Altogether, our results point to a new paradigm of SIV/HIV pathogenesis, in which neutrophils attempting to phagocytize translocated microbes are overwhelmed and driven to excessive suicidal NET formation. The beneficial effects of NETs, such as the elimination of free virions and of HIV-infected CD4⁺ T cells, are then gradually and largely outweighed by multiple collateral damages, such as indiscriminate trapping and destruction of immune cells in the NETs, and excessive platelet capture and aggregation. Excessive NETosis characteristic to HIV infection can thus contribute to immune failure after ART, and to the development of both non–HIV-associated comorbidities and end-stage organ disease characteristic to SIV/HIV infection. Adjuvant therapies to eliminate NETs may thus be beneficial for HIV-infected patients.

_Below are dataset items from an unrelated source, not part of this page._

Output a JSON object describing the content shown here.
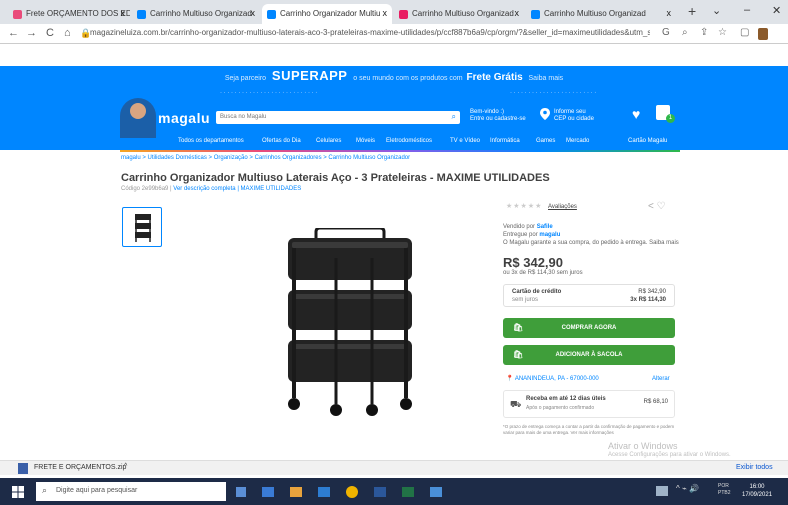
{
  "browser": {
    "tabs": [
      {
        "label": "Frete ORÇAMENTO DOS EDLI",
        "color": "#e94b7a"
      },
      {
        "label": "Carrinho Multiuso Organizad",
        "color": "#0086ff"
      },
      {
        "label": "Carrinho Organizador Multiu",
        "color": "#0086ff"
      },
      {
        "label": "Carrinho Multiuso Organizad",
        "color": "#e91e63"
      },
      {
        "label": "Carrinho Multiuso Organizad",
        "color": "#0086ff"
      }
    ],
    "close_glyph": "x",
    "new_tab_glyph": "+",
    "url": "magazineluiza.com.br/carrinho-organizador-multiuso-laterais-aco-3-prateleiras-maxime-utilidades/p/ccf887b6a9/cp/orgm/?&seller_id=maximeutilidades&utm_source=google",
    "nav": {
      "back": "←",
      "forward": "→",
      "reload": "C",
      "home": "⌂"
    }
  },
  "header": {
    "promo_left": "Seja parceiro",
    "superapp": "SUPERAPP",
    "promo_mid": "o seu mundo com os produtos com",
    "frete": "Frete Grátis",
    "promo_right": "Saiba mais",
    "logo": "magalu",
    "search_placeholder": "Busca no Magalu",
    "account": [
      "Bem-vindo :)",
      "Entre ou cadastre-se"
    ],
    "location": [
      "Informe seu",
      "CEP ou cidade"
    ],
    "categories": [
      "Todos os departamentos",
      "Ofertas do Dia",
      "Celulares",
      "Móveis",
      "Eletrodomésticos",
      "TV e Vídeo",
      "Informática",
      "Games",
      "Mercado",
      "Cartão Magalu"
    ]
  },
  "product": {
    "breadcrumb": "magalu > Utilidades Domésticas > Organização > Carrinhos Organizadores > Carrinho Multiuso Organizador",
    "title": "Carrinho Organizador Multiuso Laterais Aço - 3 Prateleiras - MAXIME UTILIDADES",
    "subtitle_prefix": "Código 2e99b6a9 |",
    "subtitle_link": "Ver descrição completa | MAXIME UTILIDADES",
    "reviews_link": "Avaliações",
    "seller_label": "Vendido por",
    "seller_name": "Safile",
    "delivery_label": "Entregue por",
    "delivery_name": "magalu",
    "seller_note": "O Magalu garante a sua compra, do pedido à entrega. Saiba mais",
    "price": "R$ 342,90",
    "installments": "ou 3x de R$ 114,30 sem juros",
    "card_label": "Cartão de crédito",
    "card_sub": "sem juros",
    "card_price": "R$ 342,90",
    "card_inst": "3x R$ 114,30",
    "buy_button": "COMPRAR AGORA",
    "bag_button": "ADICIONAR À SACOLA",
    "cep": "ANANINDEUA, PA - 67000-000",
    "cep_change": "Alterar",
    "shipping_title": "Receba em até 12 dias úteis",
    "shipping_sub": "Após o pagamento confirmado",
    "shipping_price": "R$ 68,10",
    "shipping_note": "*O prazo de entrega começa a contar a partir da confirmação de pagamento e podem variar para mais de uma entrega. Ver mais informações"
  },
  "downloads": {
    "file": "FRETE E ORÇAMENTOS.zip",
    "show_all": "Exibir todos"
  },
  "watermark": {
    "line1": "Ativar o Windows",
    "line2": "Acesse Configurações para ativar o Windows."
  },
  "taskbar": {
    "search_placeholder": "Digite aqui para pesquisar",
    "time": "16:00",
    "date": "17/09/2021",
    "lang": "POR\nPTB2"
  }
}
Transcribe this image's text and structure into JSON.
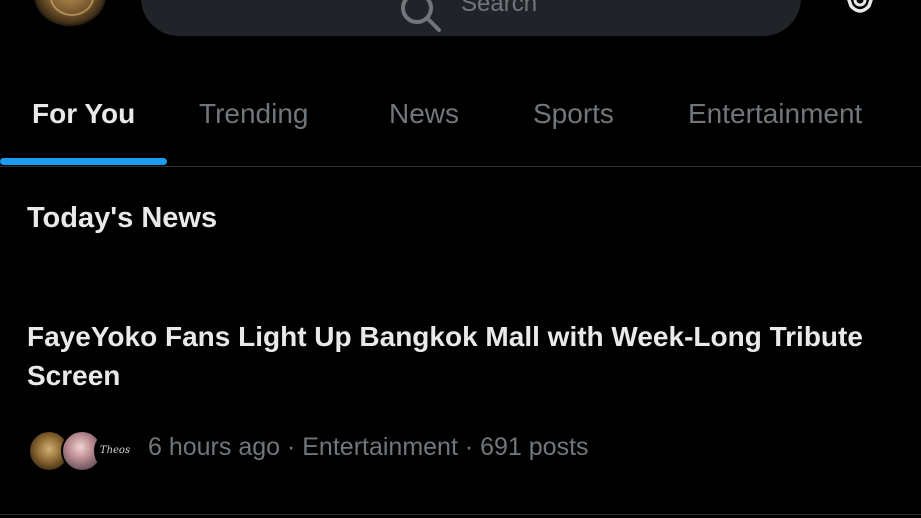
{
  "search": {
    "placeholder": "Search"
  },
  "tabs": [
    {
      "label": "For You",
      "active": true
    },
    {
      "label": "Trending",
      "active": false
    },
    {
      "label": "News",
      "active": false
    },
    {
      "label": "Sports",
      "active": false
    },
    {
      "label": "Entertainment",
      "active": false
    }
  ],
  "section": {
    "title": "Today's News"
  },
  "news": [
    {
      "headline": "FayeYoko Fans Light Up Bangkok Mall with Week-Long Tribute Screen",
      "avatar_caption": "Theos",
      "meta": "6 hours ago · Entertainment · 691 posts"
    }
  ],
  "colors": {
    "background": "#000000",
    "accent": "#1d9bf0",
    "text_primary": "#e7e9ea",
    "text_secondary": "#71767b",
    "divider": "#2f3336"
  },
  "icons": {
    "search": "search-icon",
    "settings": "gear-icon"
  }
}
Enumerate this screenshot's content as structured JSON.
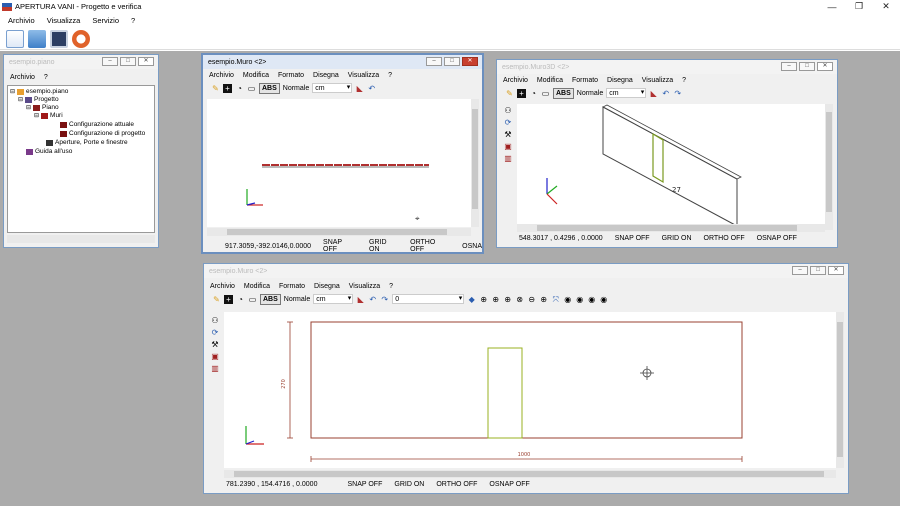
{
  "app": {
    "title": "APERTURA VANI - Progetto e verifica",
    "minimize": "—",
    "maximize": "❐",
    "close": "✕"
  },
  "menu": [
    "Archivio",
    "Visualizza",
    "Servizio",
    "?"
  ],
  "toolbar_icons": [
    "new-file-icon",
    "open-folder-icon",
    "save-icon",
    "help-lifebuoy-icon"
  ],
  "project_window": {
    "title": "esempio.piano",
    "menu": [
      "Archivio",
      "?"
    ],
    "tree": [
      {
        "label": "esempio.piano",
        "icon": "house-icon"
      },
      {
        "label": "Progetto",
        "icon": "people-icon"
      },
      {
        "label": "Piano",
        "icon": "plan-icon"
      },
      {
        "label": "Muri",
        "icon": "wall-icon"
      },
      {
        "label": "Configurazione attuale",
        "icon": "config-icon"
      },
      {
        "label": "Configurazione di progetto",
        "icon": "config-icon"
      },
      {
        "label": "Aperture, Porte e finestre",
        "icon": "opening-icon"
      },
      {
        "label": "Guida all'uso",
        "icon": "guide-icon"
      }
    ]
  },
  "wall_window": {
    "title": "esempio.Muro <2>",
    "menu": [
      "Archivio",
      "Modifica",
      "Formato",
      "Disegna",
      "Visualizza",
      "?"
    ],
    "abs": "ABS",
    "line_style": "Normale",
    "unit": "cm",
    "coords": "917.3059,-392.0146,0.0000",
    "status": [
      "SNAP OFF",
      "GRID ON",
      "ORTHO OFF",
      "OSNA"
    ]
  },
  "wall3d_window": {
    "title": "esempio.Muro3D <2>",
    "menu": [
      "Archivio",
      "Modifica",
      "Formato",
      "Disegna",
      "Visualizza",
      "?"
    ],
    "abs": "ABS",
    "line_style": "Normale",
    "unit": "cm",
    "label_3d": "27",
    "coords": "548.3017 , 0.4296 , 0.0000",
    "status": [
      "SNAP OFF",
      "GRID ON",
      "ORTHO OFF",
      "OSNAP OFF"
    ]
  },
  "elevation_window": {
    "title": "esempio.Muro <2>",
    "menu": [
      "Archivio",
      "Modifica",
      "Formato",
      "Disegna",
      "Visualizza",
      "?"
    ],
    "abs": "ABS",
    "line_style": "Normale",
    "unit": "cm",
    "layer": "0",
    "height_label": "270",
    "width_label": "1000",
    "coords": "781.2390 , 154.4716 , 0.0000",
    "status": [
      "SNAP OFF",
      "GRID ON",
      "ORTHO OFF",
      "OSNAP OFF"
    ]
  }
}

For a complete description of the methods, see Supplemental Methods.

Study approval. The animals were housed at the Plum Borough Research Center, University of Pittsburgh, where they were monitored as per the Association for Assessment and Accreditation of Laboratory Animal Care (AAALAC) International, and the NIH Guide for the Care and Use of Laboratory Animals (National Academies Press, 2011). The study was approved by the IACUC of the University of Pittsburgh (protocols 15045829, 17040178, 0911844, 0907039, 12121250, 12040408).